To understand black holes, physicists turn to a mathematical ‘Rosetta stone’
A link between particle physics and gravity applies to Hawking radiation
Hawking radiation is the faint emission of particles from a black hole (illustrated). It’s too weak to be seen directly, so physicists are coming up with new ways of studying it theoretically.
VICTOR DE SCHWANBERG/SCIENCE PHOTO LIBRARY
Physicists have found a new way to investigate a long-standing black hole enigma using the mathematics of particle physics.
Black holes aren’t entirely black. They emit a faint mist of particles called Hawking radiation, a concept central to major puzzles that swirl around black holes. But Hawking radiation is so faint that it’s not possible to observe directly.

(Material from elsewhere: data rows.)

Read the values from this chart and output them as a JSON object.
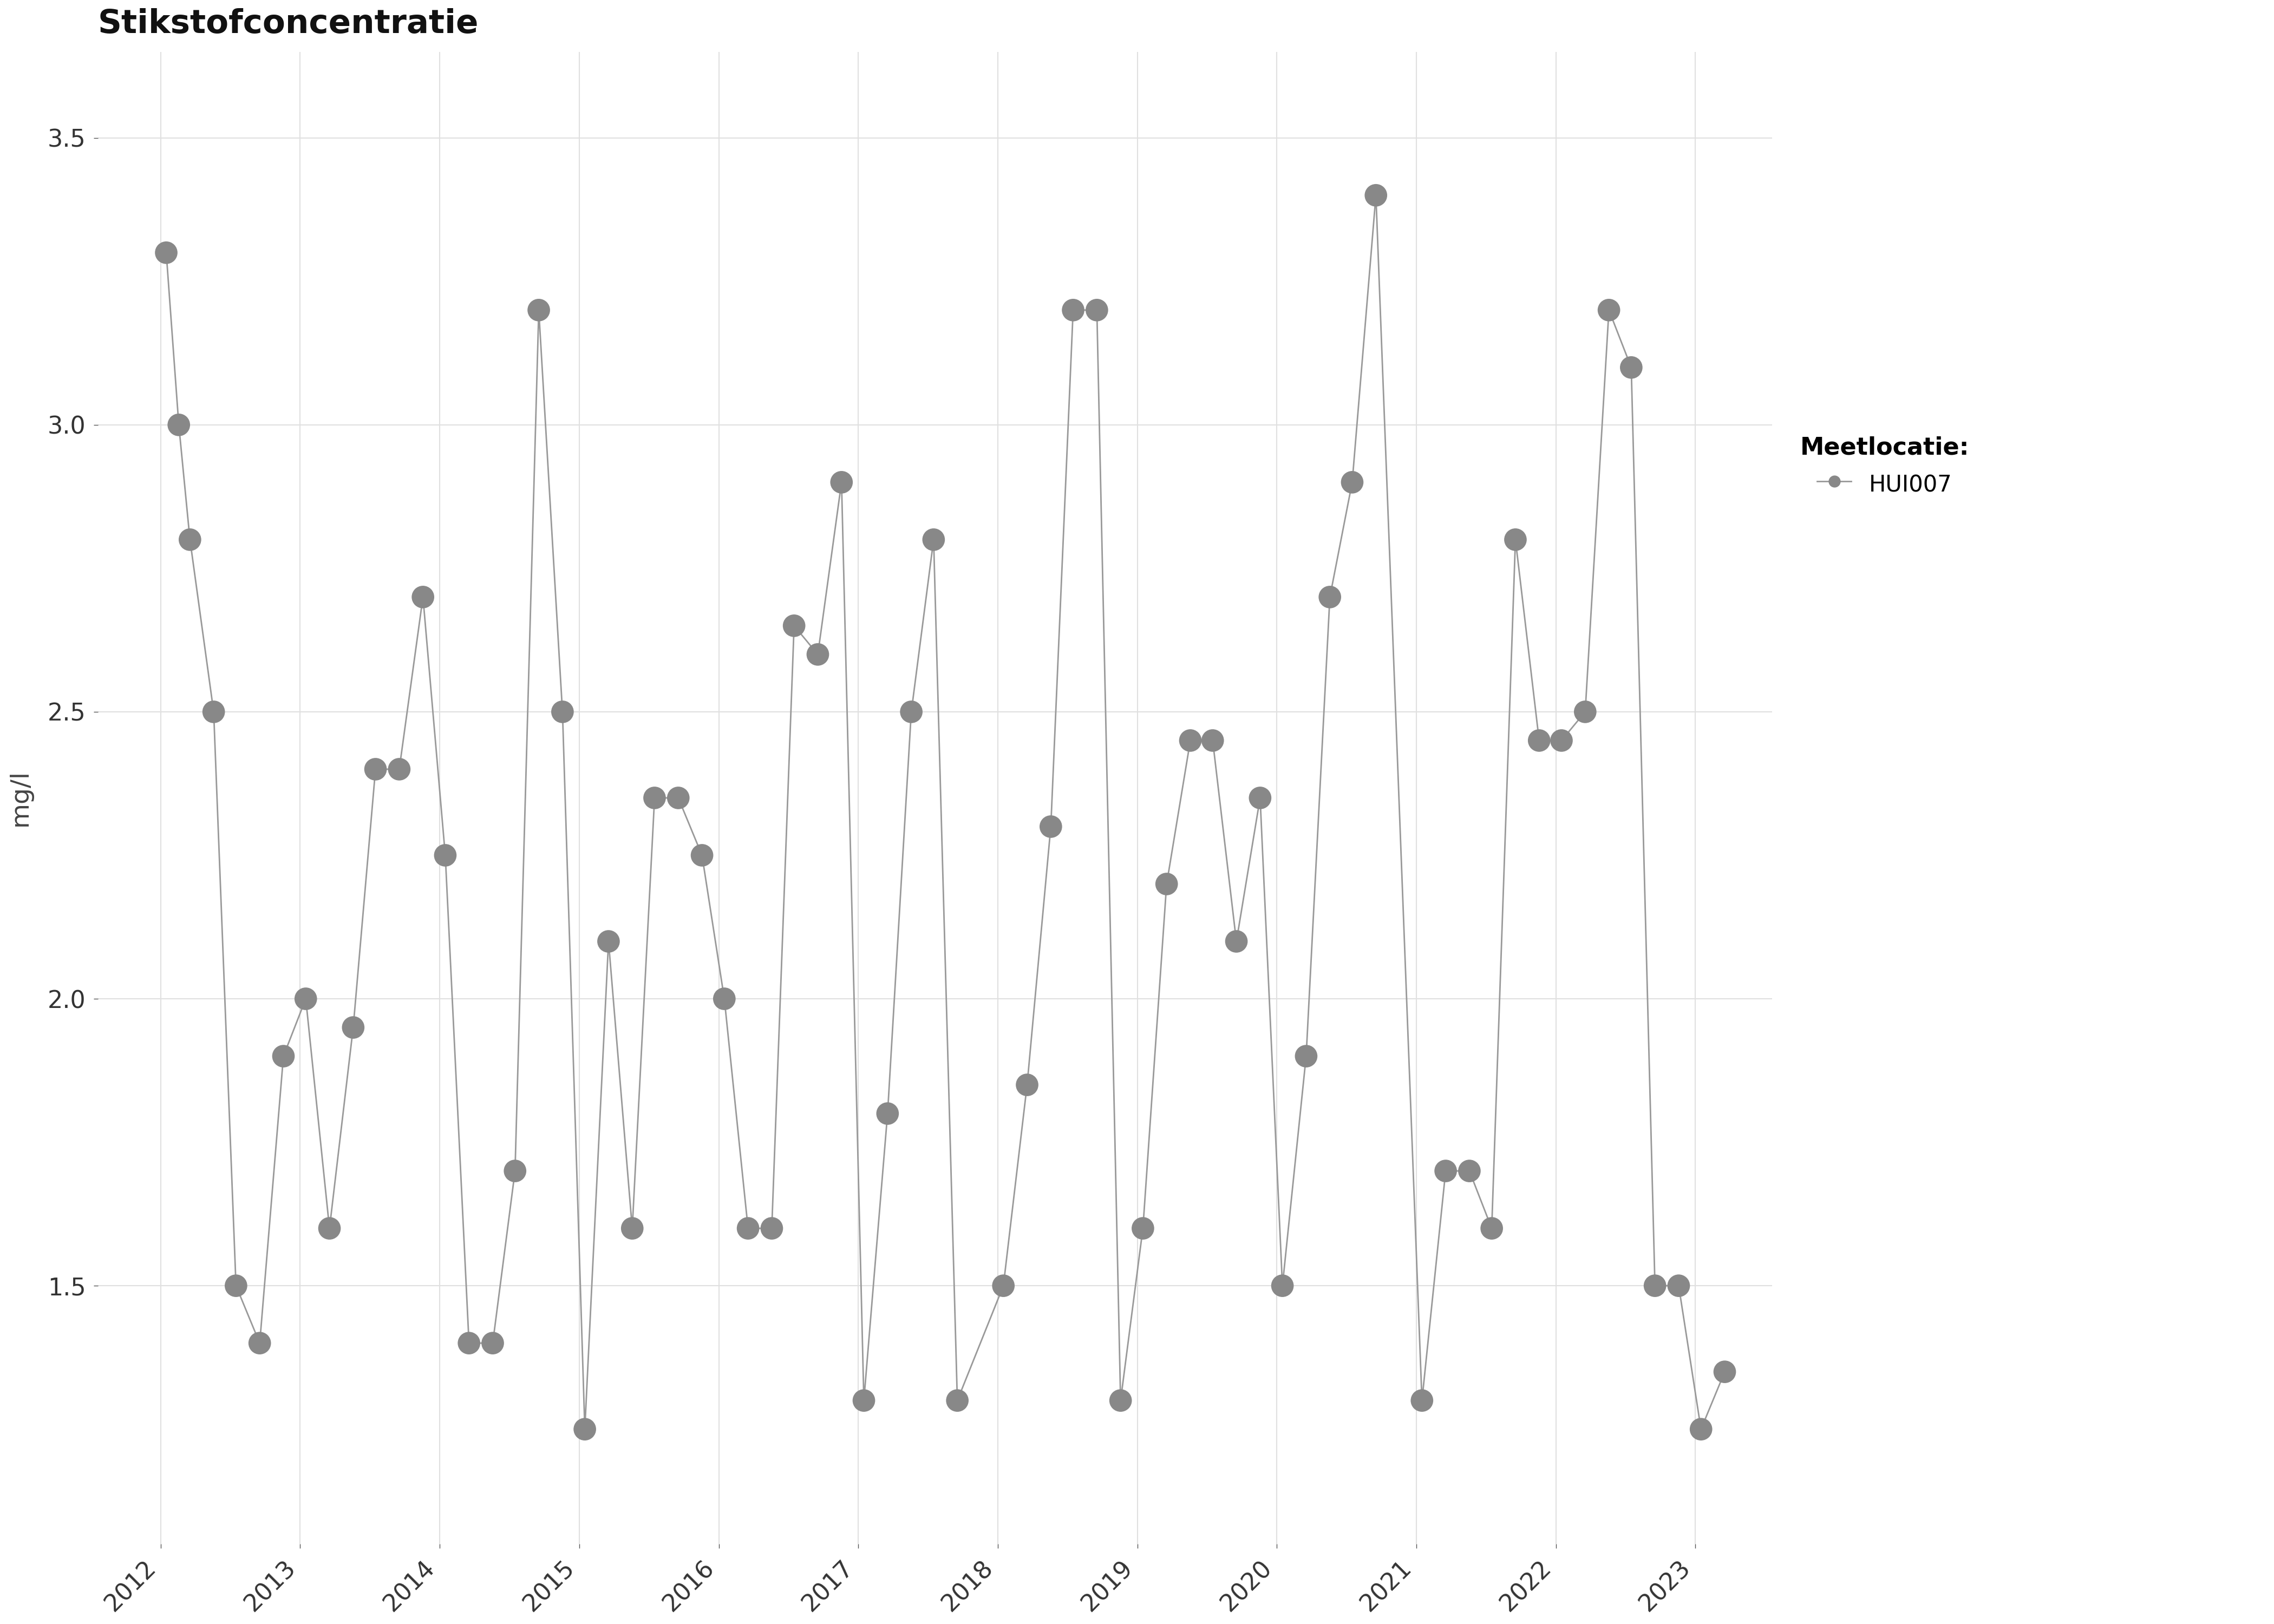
{
  "title": "Stikstofconcentratie",
  "ylabel": "mg/l",
  "legend_title": "Meetlocatie:",
  "legend_label": "HUI007",
  "background_color": "#ffffff",
  "plot_bg_color": "#ffffff",
  "grid_color": "#e0e0e0",
  "line_color": "#999999",
  "marker_color": "#888888",
  "ylim": [
    1.05,
    3.65
  ],
  "yticks": [
    1.5,
    2.0,
    2.5,
    3.0,
    3.5
  ],
  "x_values": [
    2012.04,
    2012.13,
    2012.21,
    2012.38,
    2012.54,
    2012.71,
    2012.88,
    2013.04,
    2013.21,
    2013.38,
    2013.54,
    2013.71,
    2013.88,
    2014.04,
    2014.21,
    2014.38,
    2014.54,
    2014.71,
    2014.88,
    2015.04,
    2015.21,
    2015.38,
    2015.54,
    2015.71,
    2015.88,
    2016.04,
    2016.21,
    2016.38,
    2016.54,
    2016.71,
    2016.88,
    2017.04,
    2017.21,
    2017.38,
    2017.54,
    2017.71,
    2018.04,
    2018.21,
    2018.38,
    2018.54,
    2018.71,
    2018.88,
    2019.04,
    2019.21,
    2019.38,
    2019.54,
    2019.71,
    2019.88,
    2020.04,
    2020.21,
    2020.38,
    2020.54,
    2020.71,
    2021.04,
    2021.21,
    2021.38,
    2021.54,
    2021.71,
    2021.88,
    2022.04,
    2022.21,
    2022.38,
    2022.54,
    2022.71,
    2022.88,
    2023.04,
    2023.21
  ],
  "y_values": [
    3.3,
    3.0,
    2.8,
    2.5,
    1.5,
    1.4,
    1.9,
    2.0,
    1.6,
    1.95,
    2.4,
    2.4,
    2.7,
    2.25,
    1.4,
    1.4,
    1.7,
    3.2,
    2.5,
    1.25,
    2.1,
    1.6,
    2.35,
    2.35,
    2.25,
    2.0,
    1.6,
    1.6,
    2.65,
    2.6,
    2.9,
    1.3,
    1.8,
    2.5,
    2.8,
    1.3,
    1.5,
    1.85,
    2.3,
    3.2,
    3.2,
    1.3,
    1.6,
    2.2,
    2.45,
    2.45,
    2.1,
    2.35,
    1.5,
    1.9,
    2.7,
    2.9,
    3.4,
    1.3,
    1.7,
    1.7,
    1.6,
    2.8,
    2.45,
    2.45,
    2.5,
    3.2,
    3.1,
    1.5,
    1.5,
    1.25,
    1.35
  ],
  "xticks": [
    2012,
    2013,
    2014,
    2015,
    2016,
    2017,
    2018,
    2019,
    2020,
    2021,
    2022,
    2023
  ],
  "xlim": [
    2011.55,
    2023.55
  ]
}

Now, several teams of physicists have found a new angle on the phenomenon. They are taking advantage of a mathematical connection between two seemingly distinct types of physics — a link known as the double copy.
Fundamental physics theories fall into two distinct camps: A theory called the standard model describes the physics of subatomic particles, while the general theory of relativity describes gravity. The double copy draws a mathematical connection between these two seemingly separate theories. That relationship can be used as a mathematical translation tool, switching a calculation from one “language” of physics to another. The swap can make calculations easier or reveal new insights.
According to the double copy, many phenomena of general relativity are mathematically equivalent to those of certain particles in the standard model, with one change: In general relativity, there are two copies of a particular part of the equation. Since this relationship was discovered in 2010 and developed in the years since, it has become a useful tool for understanding a variety of gravitational effects.
“It allows us to calculate things we’ve never been able to calculate before, just by recycling results in a clever way,” says theoretical physicist Chris White of Queen Mary University of London.
Until now, scientists didn’t have a standard model analog for Hawking radiation based on the double copy. Finding one “constitutes a major advance for these techniques,” says theoretical physicist Cynthia Keeler of Arizona State University in Tempe, who was not involved with the research. That’s because Hawking radiation connects the large and the small, with enormous black holes emitting tiny particles. The discovery shows that the double copy can bridge both scales.
In a paper accepted to the Journal of High Energy Physics, White and colleagues determined how Hawking radiation translates into the language of the standard model. In that language, the mathematical alter ego of Hawking radiation is a charged particle scattering off a spherical shell of charged matter collapsing in on itself. That’s mathematically equivalent to the emission of a particle of Hawking radiation.
Two other teams came to essentially the same conclusion, finding a mathematical analog of Hawking radiation. Reported in February in Physical Review Letters, the pair of papers shows that physics intrinsic to black holes is contained in the standard model of particle physics, says theoretical physicist Anton Ilderton of the University of Edinburgh, a coauthor of one of the studies. “These papers have started to show how to extract that information from the standard model.”
Scientists hope to explore even more inscrutable features of black holes in this way. For example, researchers would like to also find a standard model analog for a black hole’s event horizon, the boundary beyond which nothing that enters can escape. “That’s the big question that we would like to answer,” says theoretical physicist Uri Kol of Harvard University, who was not involved with the research. “These papers provide tools that can be used to address this question.”
Hawking radiation alone is intriguing enough for further study. After physicist Stephen Hawking conceived of the radiation in 1974, physicists realized it implied a puzzle. As a black hole spews particles, it shrinks and eventually obliterates itself. Physicists don’t understand what happens to the information it once swallowed. According to quantum physics, information can’t be destroyed. Studying features of Hawking radiation translated into the language of the standard model may help illuminate what’s going on.
Hawking radiation is a “Rosetta stone” problem, says theoretical physicist John Joseph Carrasco of Northwestern University in Evanston, Ill., coauthor of one of the Physical Review Letters papers. By studying it, physicists could become more fluent with gravity’s language.